The Senate to Meet in Emergency Session on Friday 

Senate President Novelle Francis said the Senate has been working closely with the executive branch and Congresswoman Stacey Plaskett. The legislature has been meeting by teleconference, and will have an emergency session on Friday, March 27th, to act on legislation to allow the government to issue a revenue anticipation bond. This would raise working capital “… thereby reducing financial stress," Mr. Francis said. “We are exploring ways this [emergency session] can be done safely without creating additional exposure for our staff.” 

Mr. Bryan said the government has three to four days of cash on-hand. “We are still collecting revenue from sources. We have an ongoing conversation with the legislature in order to supplement revenues for this year.” 

“We anticipate in getting serious around mid-April. That is why we are working the legislature to get this line of credit (revenue anticipation note),” he said. 

“The health impact of this is going to be disastrous globally,” Mr. Bryan said. “The economic impact is going to last for years to come, so we have to be prepared for that.” 

The territory appealed last week to the U.S. Small Business Administration for a disaster declaration. That declaration was granted Monday, providing local small business access to SBA economic injury disaster loans, Mr. Bryan said. “This is a first step in response to the economic hardships.” 
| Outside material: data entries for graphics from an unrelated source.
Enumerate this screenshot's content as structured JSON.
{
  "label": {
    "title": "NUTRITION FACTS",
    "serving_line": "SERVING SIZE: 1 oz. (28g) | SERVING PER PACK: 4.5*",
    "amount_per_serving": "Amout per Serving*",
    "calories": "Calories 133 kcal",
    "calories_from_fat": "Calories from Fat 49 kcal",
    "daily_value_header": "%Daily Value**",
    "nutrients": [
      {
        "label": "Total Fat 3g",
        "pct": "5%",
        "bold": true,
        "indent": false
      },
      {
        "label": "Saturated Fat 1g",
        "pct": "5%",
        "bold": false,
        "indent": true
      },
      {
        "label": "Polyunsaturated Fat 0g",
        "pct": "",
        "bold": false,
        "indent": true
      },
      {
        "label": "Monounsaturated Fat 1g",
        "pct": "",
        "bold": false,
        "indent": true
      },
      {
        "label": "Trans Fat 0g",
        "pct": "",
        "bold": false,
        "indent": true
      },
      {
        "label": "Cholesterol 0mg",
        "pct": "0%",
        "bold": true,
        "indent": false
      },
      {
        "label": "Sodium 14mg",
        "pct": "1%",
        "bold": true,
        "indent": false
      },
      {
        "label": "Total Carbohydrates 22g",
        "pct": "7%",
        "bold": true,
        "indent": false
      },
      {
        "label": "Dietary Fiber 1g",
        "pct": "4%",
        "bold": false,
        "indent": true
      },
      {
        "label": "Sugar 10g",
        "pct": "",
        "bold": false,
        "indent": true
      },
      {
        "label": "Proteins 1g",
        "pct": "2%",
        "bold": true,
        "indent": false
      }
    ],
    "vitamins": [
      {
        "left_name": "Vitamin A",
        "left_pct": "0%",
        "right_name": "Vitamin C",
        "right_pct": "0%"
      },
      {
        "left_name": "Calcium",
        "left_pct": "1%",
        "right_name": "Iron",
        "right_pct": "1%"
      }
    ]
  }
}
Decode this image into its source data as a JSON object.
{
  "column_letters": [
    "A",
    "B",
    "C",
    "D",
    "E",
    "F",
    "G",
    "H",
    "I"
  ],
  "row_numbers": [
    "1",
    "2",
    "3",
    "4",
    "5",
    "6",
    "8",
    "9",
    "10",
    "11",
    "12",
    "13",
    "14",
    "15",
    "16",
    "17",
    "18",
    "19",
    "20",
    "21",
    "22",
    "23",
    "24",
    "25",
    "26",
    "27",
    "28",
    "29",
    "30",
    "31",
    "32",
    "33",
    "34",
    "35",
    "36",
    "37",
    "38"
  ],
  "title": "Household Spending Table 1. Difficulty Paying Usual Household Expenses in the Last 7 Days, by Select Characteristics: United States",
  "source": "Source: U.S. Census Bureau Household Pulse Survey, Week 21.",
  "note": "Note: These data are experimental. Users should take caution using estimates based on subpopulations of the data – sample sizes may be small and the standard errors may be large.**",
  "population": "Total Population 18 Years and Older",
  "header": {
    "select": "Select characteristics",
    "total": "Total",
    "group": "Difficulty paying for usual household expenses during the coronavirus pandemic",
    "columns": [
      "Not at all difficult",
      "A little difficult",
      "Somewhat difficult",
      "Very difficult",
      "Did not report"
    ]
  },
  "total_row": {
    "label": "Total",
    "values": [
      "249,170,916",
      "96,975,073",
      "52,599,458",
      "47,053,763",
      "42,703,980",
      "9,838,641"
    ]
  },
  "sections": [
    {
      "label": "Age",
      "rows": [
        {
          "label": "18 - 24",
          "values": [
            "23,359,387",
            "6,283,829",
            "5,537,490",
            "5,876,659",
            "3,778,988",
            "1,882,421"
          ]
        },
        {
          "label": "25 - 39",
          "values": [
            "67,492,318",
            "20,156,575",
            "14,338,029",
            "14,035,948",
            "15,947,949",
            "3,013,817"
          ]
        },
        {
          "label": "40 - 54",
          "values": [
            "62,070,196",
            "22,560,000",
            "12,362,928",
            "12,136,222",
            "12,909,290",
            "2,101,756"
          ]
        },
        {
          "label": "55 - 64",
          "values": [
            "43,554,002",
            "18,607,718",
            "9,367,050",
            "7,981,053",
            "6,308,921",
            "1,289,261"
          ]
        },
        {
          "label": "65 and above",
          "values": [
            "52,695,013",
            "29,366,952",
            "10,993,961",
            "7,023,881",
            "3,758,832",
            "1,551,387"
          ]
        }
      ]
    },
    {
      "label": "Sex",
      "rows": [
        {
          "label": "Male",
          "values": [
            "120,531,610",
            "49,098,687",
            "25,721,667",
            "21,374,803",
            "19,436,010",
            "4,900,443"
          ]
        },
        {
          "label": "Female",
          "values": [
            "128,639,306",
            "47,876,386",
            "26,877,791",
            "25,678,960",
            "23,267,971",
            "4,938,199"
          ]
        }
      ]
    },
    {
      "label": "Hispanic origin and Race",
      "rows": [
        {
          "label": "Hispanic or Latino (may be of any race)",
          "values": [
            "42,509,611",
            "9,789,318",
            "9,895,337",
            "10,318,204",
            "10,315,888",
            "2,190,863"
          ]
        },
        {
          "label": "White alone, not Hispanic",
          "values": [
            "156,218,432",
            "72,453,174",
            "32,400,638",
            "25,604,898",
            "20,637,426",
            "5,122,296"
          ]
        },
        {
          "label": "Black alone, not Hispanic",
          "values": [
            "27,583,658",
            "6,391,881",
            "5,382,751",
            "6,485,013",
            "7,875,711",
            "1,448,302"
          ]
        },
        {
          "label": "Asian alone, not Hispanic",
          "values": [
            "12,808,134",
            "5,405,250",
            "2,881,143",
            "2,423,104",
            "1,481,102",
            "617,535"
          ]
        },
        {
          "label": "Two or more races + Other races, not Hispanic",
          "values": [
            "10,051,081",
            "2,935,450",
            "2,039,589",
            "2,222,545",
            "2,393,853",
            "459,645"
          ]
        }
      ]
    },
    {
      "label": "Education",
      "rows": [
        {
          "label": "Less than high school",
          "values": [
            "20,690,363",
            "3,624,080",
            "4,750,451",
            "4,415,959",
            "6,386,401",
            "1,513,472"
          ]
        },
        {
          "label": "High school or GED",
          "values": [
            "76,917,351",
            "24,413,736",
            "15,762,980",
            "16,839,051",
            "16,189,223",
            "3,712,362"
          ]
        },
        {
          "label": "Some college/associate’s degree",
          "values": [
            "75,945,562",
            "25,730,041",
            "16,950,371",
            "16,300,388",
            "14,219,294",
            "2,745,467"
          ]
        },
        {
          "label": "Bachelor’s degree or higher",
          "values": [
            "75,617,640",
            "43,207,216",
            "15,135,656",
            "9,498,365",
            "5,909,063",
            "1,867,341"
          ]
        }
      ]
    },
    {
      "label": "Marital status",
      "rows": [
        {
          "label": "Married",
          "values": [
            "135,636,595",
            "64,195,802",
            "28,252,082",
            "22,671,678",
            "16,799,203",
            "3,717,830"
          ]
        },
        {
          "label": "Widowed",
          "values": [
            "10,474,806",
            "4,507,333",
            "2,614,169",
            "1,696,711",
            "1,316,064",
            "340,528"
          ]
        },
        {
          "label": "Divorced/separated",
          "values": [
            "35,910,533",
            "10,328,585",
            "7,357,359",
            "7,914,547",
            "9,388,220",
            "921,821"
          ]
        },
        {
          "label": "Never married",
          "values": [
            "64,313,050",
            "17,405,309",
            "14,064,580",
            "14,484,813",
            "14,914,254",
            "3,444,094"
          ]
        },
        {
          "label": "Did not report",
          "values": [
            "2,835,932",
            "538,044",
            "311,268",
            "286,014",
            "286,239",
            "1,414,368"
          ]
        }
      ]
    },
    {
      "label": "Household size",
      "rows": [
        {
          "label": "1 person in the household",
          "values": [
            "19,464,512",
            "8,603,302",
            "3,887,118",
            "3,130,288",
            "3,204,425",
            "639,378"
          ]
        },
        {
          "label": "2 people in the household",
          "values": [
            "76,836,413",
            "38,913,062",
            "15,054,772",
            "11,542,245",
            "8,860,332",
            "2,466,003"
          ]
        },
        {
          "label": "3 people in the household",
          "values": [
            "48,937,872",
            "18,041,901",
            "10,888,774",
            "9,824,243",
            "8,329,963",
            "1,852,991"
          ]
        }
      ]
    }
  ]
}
Suspension of Provisions of Landlord-Tenant Law 

Provisions of the VI Code Title 28, Chapter 13, Section 281 dealing with landlord-tenant issues have been temporarily suspended in the government’s effort to prevent people from losing their apartment homes due to job loss over coronavirus shutdowns. “Landlords cannot evict tenants during this period of emergency,” Mr. Bryan said. 

Retirees Can Rejoin the Workforce to Fight COVID-19

The government has also suspended laws that made it difficult for government retirees participating in the Government Employee Retirement System to rejoin the workforce. Gov. Bryan said retirees currently receiving a retirement annuity can re-enter the workforce in a position supporting the COVID-19 preparedness response, provided they are working on a contractual or appointment basis. Those retirees will continue to receive their annuity payments while drawing a salary for COVID-19 related work. 

For more information, retirees can contact the Department of Personnel at (340) 774-8588 or (340) 718-8588. Or email the department at

Businesses Should Contact DOL Before Laying Off Employees

Labor Commissioner Gary Malloy urged business owners to contact the Department of Labor before laying off employees so that the department know how many unemployment compensation requests to expect. “We are trying to avoid the volume of crowds coming to the agency,” Mr. Malloy said.

The commissioner said there have been 350 new applications for unemployment compensation since March 20th. Most of the applications came from the St. Thomas/ St. John district, he said. 

Unemployment compensation applications can be found on the department’s website. They must be filled out and delivered to the St. Thomas or St. Croix DOL offices, in person, because the applicant must provide personal information that cannot, at this point, be supplied online or by mail, Mr. Malloy said.